L’ultima sezione del volume è “Il latte e il fuoco” la cui comprensione ci viene favorita da alcune indicazioni della stessa autrice che nella conclusione ha scritto: “una testimonianza in questo momento dove le cose in cui credo si sono smaterializzate fino alla negazione dell’evidenza e dove a tratti almeno l’ironia può servire allo scopo poetico” (115). Vi si ritrova anche una giocosa e funambolica poesia sullo stile del “Lonfo” di Fosco Maraini presentata come divertissement col titolo “Metacomunicazione” ad intendere un linguaggio simultaneo altro, la cui decodifica va forse ritrovata in sistemi di richiamo e interrelazioni di codici interpersonali non solo linguistici.
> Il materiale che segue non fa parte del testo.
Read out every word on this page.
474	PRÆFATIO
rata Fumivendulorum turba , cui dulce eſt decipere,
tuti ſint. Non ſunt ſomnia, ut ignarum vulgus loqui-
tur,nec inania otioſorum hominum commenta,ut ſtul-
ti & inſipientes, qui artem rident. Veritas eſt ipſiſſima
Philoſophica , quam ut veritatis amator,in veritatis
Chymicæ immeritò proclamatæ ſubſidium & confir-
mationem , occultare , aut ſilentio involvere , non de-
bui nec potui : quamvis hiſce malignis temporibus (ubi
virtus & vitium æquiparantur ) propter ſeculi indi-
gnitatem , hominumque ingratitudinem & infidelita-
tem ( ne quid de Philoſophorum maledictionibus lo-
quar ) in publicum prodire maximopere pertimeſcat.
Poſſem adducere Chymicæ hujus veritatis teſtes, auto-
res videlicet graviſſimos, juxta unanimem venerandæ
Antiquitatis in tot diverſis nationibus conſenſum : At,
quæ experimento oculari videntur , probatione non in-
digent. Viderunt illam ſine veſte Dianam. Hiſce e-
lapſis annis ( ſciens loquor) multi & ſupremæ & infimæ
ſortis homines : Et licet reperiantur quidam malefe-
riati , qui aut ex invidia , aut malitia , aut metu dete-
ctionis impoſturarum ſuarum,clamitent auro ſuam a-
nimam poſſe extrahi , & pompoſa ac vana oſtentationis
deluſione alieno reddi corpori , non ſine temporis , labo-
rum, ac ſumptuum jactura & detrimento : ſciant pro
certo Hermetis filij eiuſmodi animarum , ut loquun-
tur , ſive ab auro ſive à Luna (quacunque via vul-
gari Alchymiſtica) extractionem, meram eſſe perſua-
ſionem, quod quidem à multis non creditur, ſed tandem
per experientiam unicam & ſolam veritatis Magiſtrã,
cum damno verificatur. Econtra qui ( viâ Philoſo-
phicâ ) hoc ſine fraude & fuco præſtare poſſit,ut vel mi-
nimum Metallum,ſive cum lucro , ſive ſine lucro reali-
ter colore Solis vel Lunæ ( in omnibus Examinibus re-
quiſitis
Di questa sezione due mi sembrano i testi che, forse più degli altri, risaltano, entrambi costruiti a partire da un impegno etico saldo verso la vita: “Ho idea non si sappia bene” che, in una lirica abbastanza lunga da strofe di diversa lunghezza, pone in risalto alcune dei più spregevoli episodi che attanagliano l’attualità quali ad esempio i rigurgiti fascisti o le tragedie nel Mediterraneo. L’autrice si riferisce nel corso della poesia all’ecatombe passata alla storia come naufragio della notte di Natale 1996, meglio nota come naufragio della F174: la strage nelle acque internazionali a circa 35 km dalla costa di Porto Paolo nel Siracusano che provocò il decesso di circa trecento persone. La sciagura per mare di dimensioni più grande della nostra età contemporanea, per lo meno sino al 2013.
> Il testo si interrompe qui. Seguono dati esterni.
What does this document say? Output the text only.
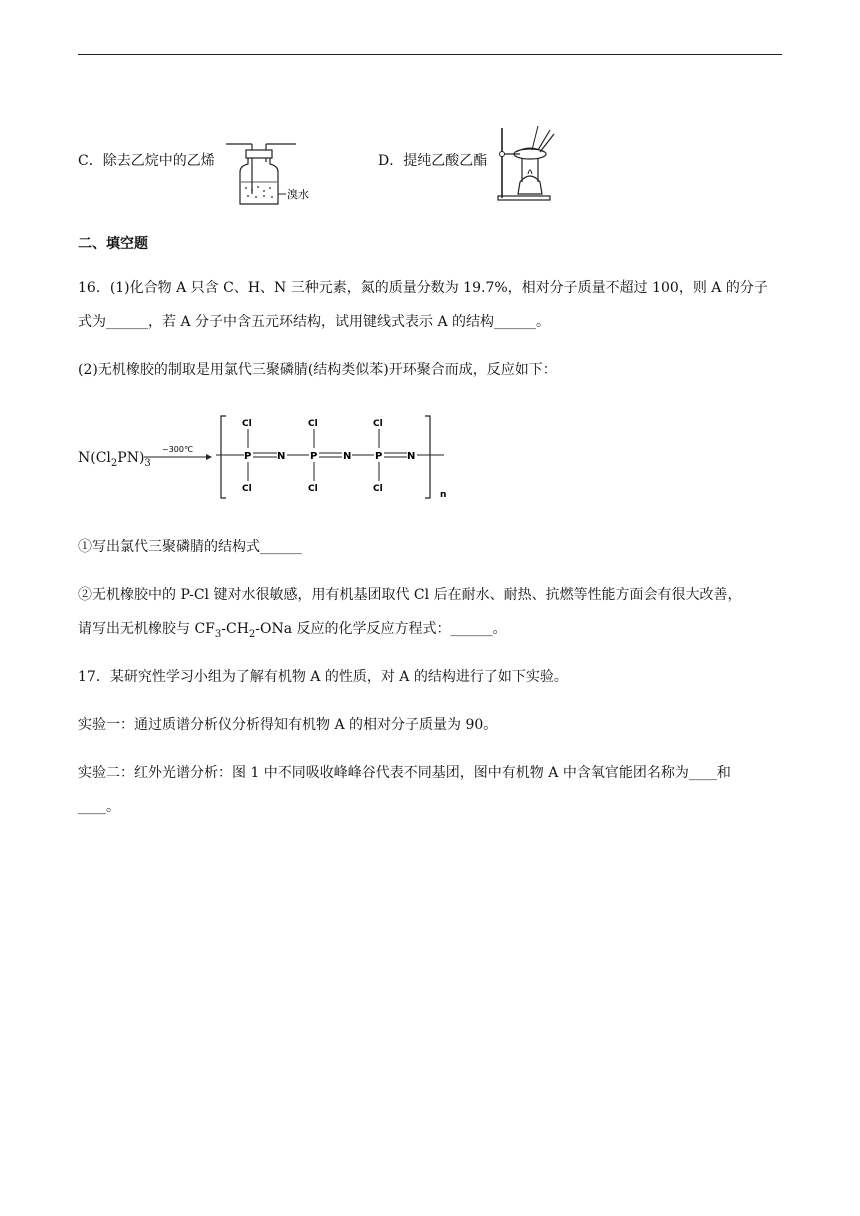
C．除去乙烷中的乙烯
溴水
D．提纯乙酸乙酯
二、填空题
16．(1)化合物 A 只含 C、H、N 三种元素，氮的质量分数为 19.7%，相对分子质量不超过 100，则 A 的分子
式为______，若 A 分子中含五元环结构，试用键线式表示 A 的结构______。
(2)无机橡胶的制取是用氯代三聚磷腈(结构类似苯)开环聚合而成，反应如下：
$N(Cl_2PN)_3$
~300℃
n
P	N P	N P N
Cl
Cl
Cl
Cl
Cl
Cl
①写出氯代三聚磷腈的结构式______
②无机橡胶中的 P-Cl 键对水很敏感，用有机基团取代 Cl 后在耐水、耐热、抗燃等性能方面会有很大改善，
请写出无机橡胶与 $CF_3-CH_2$-ONa 反应的化学反应方程式：______。
17．某研究性学习小组为了解有机物 A 的性质，对 A 的结构进行了如下实验。
实验一：通过质谱分析仪分析得知有机物 A 的相对分子质量为 90。
实验二：红外光谱分析：图 1 中不同吸收峰峰谷代表不同基团，图中有机物 A 中含氧官能团名称为____和
____。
L’altra poesia è “Il corpo del poeta all’idroscalo” dedicata a Pier Paolo Pasolini che nel 1975 venne ritrovato cadavere ad Ostia, assassinato da un gruppo della malavita romana (sembrerebbe). L’Autrice coglie il momento di dolore attraverso la desolazione e il terrore profondo di una madre, Susanna Colussi, che sopravvisse all’amato figlio – che le aveva dedicato l’accorata e lirica Supplica a mia madre nel 1962 – sino a ricongiungersi a lui qualche anno dopo, nel 1981.
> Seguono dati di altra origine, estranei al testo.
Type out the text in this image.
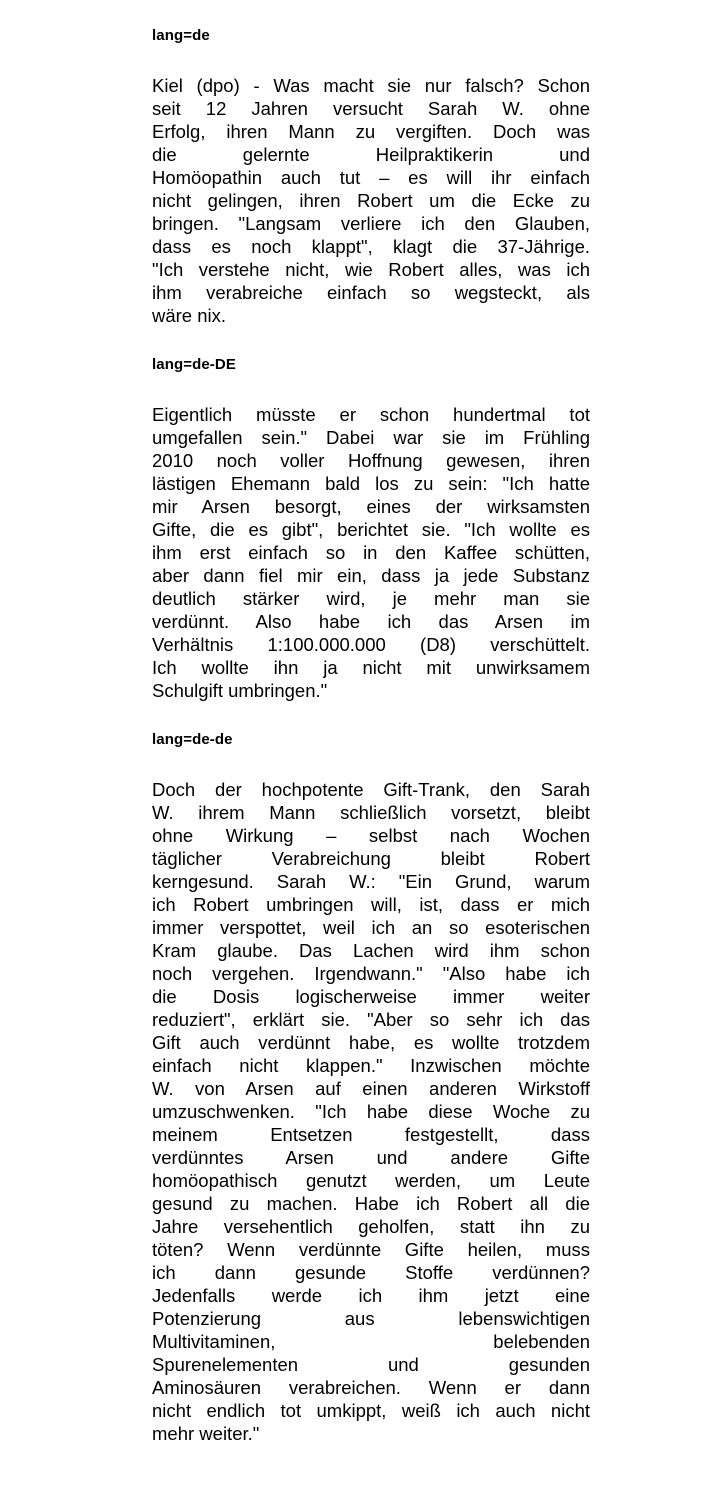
lang=de
Kiel (dpo) - Was macht sie nur falsch? Schon
seit 12 Jahren versucht Sarah W. ohne
Erfolg, ihren Mann zu vergiften. Doch was
die gelernte Heilpraktikerin und
Homöopathin auch tut – es will ihr einfach
nicht gelingen, ihren Robert um die Ecke zu
bringen. "Langsam verliere ich den Glauben,
dass es noch klappt", klagt die 37-Jährige.
"Ich verstehe nicht, wie Robert alles, was ich
ihm verabreiche einfach so wegsteckt, als
wäre nix.
lang=de-DE
Eigentlich müsste er schon hundertmal tot
umgefallen sein." Dabei war sie im Frühling
2010 noch voller Hoffnung gewesen, ihren
lästigen Ehemann bald los zu sein: "Ich hatte
mir Arsen besorgt, eines der wirksamsten
Gifte, die es gibt", berichtet sie. "Ich wollte es
ihm erst einfach so in den Kaffee schütten,
aber dann fiel mir ein, dass ja jede Substanz
deutlich stärker wird, je mehr man sie
verdünnt. Also habe ich das Arsen im
Verhältnis 1:100.000.000 (D8) verschüttelt.
Ich wollte ihn ja nicht mit unwirksamem
Schulgift umbringen."
lang=de-de
Doch der hochpotente Gift-Trank, den Sarah
W. ihrem Mann schließlich vorsetzt, bleibt
ohne Wirkung – selbst nach Wochen
täglicher Verabreichung bleibt Robert
kerngesund. Sarah W.: "Ein Grund, warum
ich Robert umbringen will, ist, dass er mich
immer verspottet, weil ich an so esoterischen
Kram glaube. Das Lachen wird ihm schon
noch vergehen. Irgendwann." "Also habe ich
die Dosis logischerweise immer weiter
reduziert", erklärt sie. "Aber so sehr ich das
Gift auch verdünnt habe, es wollte trotzdem
einfach nicht klappen." Inzwischen möchte
W. von Arsen auf einen anderen Wirkstoff
umzuschwenken. "Ich habe diese Woche zu
meinem Entsetzen festgestellt, dass
verdünntes Arsen und andere Gifte
homöopathisch genutzt werden, um Leute
gesund zu machen. Habe ich Robert all die
Jahre versehentlich geholfen, statt ihn zu
töten? Wenn verdünnte Gifte heilen, muss
ich dann gesunde Stoffe verdünnen?
Jedenfalls werde ich ihm jetzt eine
Potenzierung aus lebenswichtigen
Multivitaminen, belebenden
Spurenelementen und gesunden
Aminosäuren verabreichen. Wenn er dann
nicht endlich tot umkippt, weiß ich auch nicht
mehr weiter."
La poesia passa anche attraverso forme del ricordo, sistemi che ci consentono in maniera seria e sentita di testimoniare chi siamo stati (scoprendo chi siamo) e trovo che queste due componimenti, in particolare, siano molto significativi e tesi a una coralità di sentimenti nei quali il lettore potrà riscoprirsi o trovarsi.

Lorenzo Spurio

SPETTACOLO EDIFICANTE

Un nugolo di gialle farfalle s'accanisce su una siepe fiorita: succhia il nettare, ma la pianta, generosa, non si lamenta, dice: <<Fate pure! Ne resta ancora per le api che daranno il miele per i pasticcini dei golosi bambini>>.